Se quiser participar, é só mandar um e-mail pra organizadora em juliadantas@gmail.com pra combinar uma data pro teu relato. Os participantes estão em Porto Alegre ou abandonaram a cidade temporariamente para a quarentena.

16.5.20

Dia 60: por Jéssica Ribeiro Daitx


Eu comecei bem a quarentena. Apesar da incerteza dos primeiros dias, os que se seguiram pareceram uma oportunidade boa demais para não agarrar com unhas e dentes: estar em casa trouxe possibilidades que, até então, eu não tinha. Cozinhar, desenhar, escrever, cuidar de mim. A rotina exigia uma rotina mais rígida, estar em casa flexibilizou tudo. Eu busquei acompanhar as notícias, assistir aos jornais, assimilar cada número como uma vida e não deixar de vê-las com a singularidade que lhes caracteriza. Em paralelo, entretanto, eu produzia. Comecei dois cursos nas minhas áreas de estudos, cursos longos. Passei a fazer aulas de desenho. Adicionei uma faculdade a este mix, para aproveitar ao máximo esta nova disponibilidade. Terminei de escrever o meu primeiro livro, e tirei da gaveta muitas das minhas várias ideias estacionadas. Dei andamento a alguns projetos, especialmente aqueles que já não visitava há tempos. Costurei alguns desejos e passei a pensá-los de forma mais concreta. Aprendi receitas variadas e cozinhei o meu almoço, no horário de intervalo do trabalho, para ter o prazer de comer comidinha feita na hora. Decidi me ver, tirar um tempo para entender quem sou e visualizar o espaço para o qual estou me encaminhando. Retomei cuidados com a saúde, para atingir o tão sonhado estado de bem-estar do corpo. Eu não teria tirado tempo do essencial da minha rotina para fazer qualquer uma dessas coisas antes. Eu sei que esses desejos habitam o cantinho escondido da minha cabeça há tempos, cutucando vez que outra, para ver se eu tomo a iniciativa de deixá-los livres. O isolamento libertou-os todos. Essas vontades estão dividindo comigo este momento. E tem sido bom, tem sido construtivo. Por me olhar tão pouco na mecanicidade do dia-a-dia, eu tinha dificuldade em saber o que acho de mim, o que acho do que faço, o que precisa melhorar dentro disso que me constitui. Muitas das respostas estão claras agora, porque a lista existe e está em andamento, o que é mais do que jamais esteve.

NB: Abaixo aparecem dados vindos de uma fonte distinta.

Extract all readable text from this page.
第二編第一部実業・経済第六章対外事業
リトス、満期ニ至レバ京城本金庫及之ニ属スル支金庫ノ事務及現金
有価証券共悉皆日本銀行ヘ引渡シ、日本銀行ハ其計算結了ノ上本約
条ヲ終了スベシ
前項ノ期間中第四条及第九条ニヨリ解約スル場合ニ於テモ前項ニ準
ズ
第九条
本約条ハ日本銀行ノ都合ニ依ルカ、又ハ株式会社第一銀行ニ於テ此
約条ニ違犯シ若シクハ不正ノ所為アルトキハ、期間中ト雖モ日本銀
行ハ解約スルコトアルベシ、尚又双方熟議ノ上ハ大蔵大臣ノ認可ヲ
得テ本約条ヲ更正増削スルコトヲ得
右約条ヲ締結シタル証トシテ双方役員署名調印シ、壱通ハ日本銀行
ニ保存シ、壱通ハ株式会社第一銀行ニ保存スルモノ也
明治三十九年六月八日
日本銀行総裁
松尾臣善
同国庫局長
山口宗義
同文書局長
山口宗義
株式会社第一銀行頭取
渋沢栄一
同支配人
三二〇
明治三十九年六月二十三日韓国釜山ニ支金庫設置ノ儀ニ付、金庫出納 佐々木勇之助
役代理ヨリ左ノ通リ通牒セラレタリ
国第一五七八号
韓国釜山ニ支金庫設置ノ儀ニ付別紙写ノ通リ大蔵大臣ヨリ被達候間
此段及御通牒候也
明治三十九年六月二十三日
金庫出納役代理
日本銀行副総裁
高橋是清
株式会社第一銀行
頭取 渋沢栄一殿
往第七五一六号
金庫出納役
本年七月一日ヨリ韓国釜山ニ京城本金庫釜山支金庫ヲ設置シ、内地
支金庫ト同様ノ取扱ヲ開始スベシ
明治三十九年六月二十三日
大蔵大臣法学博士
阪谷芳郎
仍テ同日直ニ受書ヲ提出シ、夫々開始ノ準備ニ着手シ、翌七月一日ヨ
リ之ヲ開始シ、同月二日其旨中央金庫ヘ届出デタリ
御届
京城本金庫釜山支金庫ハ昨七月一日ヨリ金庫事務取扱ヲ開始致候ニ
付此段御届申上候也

O problema reside do lado de fora desta bolha, porque do lado de fora tem gente morrendo. Do lado de fora, enfrentamos desarmados dois inimigos letais – e tem sido difícil projetar quem vai ser o responsável por matar mais. Do lado de fora, as pessoas estão perdendo a perspectiva. Do lado de fora, as pessoas estão desesperadas. Dentro da minha bolha, correndo comigo e contra mim, ao mesmo tempo, eu reservava à realidade apenas o momento inicial dos meus dias quando o distanciamento social começou. Agora, os dias passam tomados por ela. A motivação foi contaminada. A vida real pesa e as palavras parecem carecer de força para deter o esmagamento. Por ter pensado tanto na posição que ocupo enquanto ser humano, corrói a mim perceber outros seres humanos caindo em valas por irresponsabilidade. Dói perceber quem morre e porque morre – e que ninguém tem dificuldades em entender o público alvo da morte, porque o país em que vivemos nunca deixou tão clara a desigualdade, e sua intenção em agravá-la. Indigna saber que a violência aumentou em casa e que as pessoas sofrem impotentes, sem poder encontrar conforto no local que deveria ser porto seguro. Sinto estarmos todos caminhando em direção ao momento do pesadelo em que desejamos, afobados, abrir os olhos para deixar o cenário de brutalidade e retornar ao quente da cama, ao conhecido do espaço; os olhos já estão abertos e a realidade permanece cruel e teimosa a distribuir monstruosidades. 

Contagem Regressiva

Chegou sem vestes vestidas
Andou em vestes puídas
Buscou sob olhares de escárnio,

                        abandonado rebento
                        em tentativas,
                        pouca vida
                        em postulados,
                        vívido excesso
                        em vigílias,
                        sujeito a
                        breves sinas,
                        perdido
                        em rotinas de anedota.

Debateu múltiplas saídas
Permaneceu em rotas retorcidas
E, então, morreu, sem entender nada.

Escrevi este poema há alguns semestres. Foi uma provocação da faculdade. Há coisas de que desgosto profundamente, mas por ter sido escrito no início do curso, compreendo o processo como parte do meu aprendizado e mantenho-o assim. Já até tentei ajeitá-lo, e talvez o faça um dia, mas ele comunica exatamente o que eu sinto, com palavras que não são as minhas de agora, e por isso parecem estabelecer diálogo: a eu que fui deixando marcas para a eu que sou. Tenho retornado muito a ele ao longo das últimas semanas. Acredito na morte do autor, e considerei desconsiderar este pedaço do parágrafo, mas escrevê-lo faz parte de assimilar este todo que nos foi dado. Somos todos ou os muitos rebentos abandonados, ou a plateia que os acompanha e, se antes morreriam sem entender nada, agora o fazem privando entendimento a qualquer um. Não entendem os que perecem nem os que permanecem. Os poucos que se dizem esclarecidos atalham as rotas para o fim. Foi o crime de permitir esta realidade que fez a experiência do isolamento ruir. Os números sobem, os corpos empilham, e os gritos que representam ecoam, por todos os lados. Por que tanta gente finge surdez?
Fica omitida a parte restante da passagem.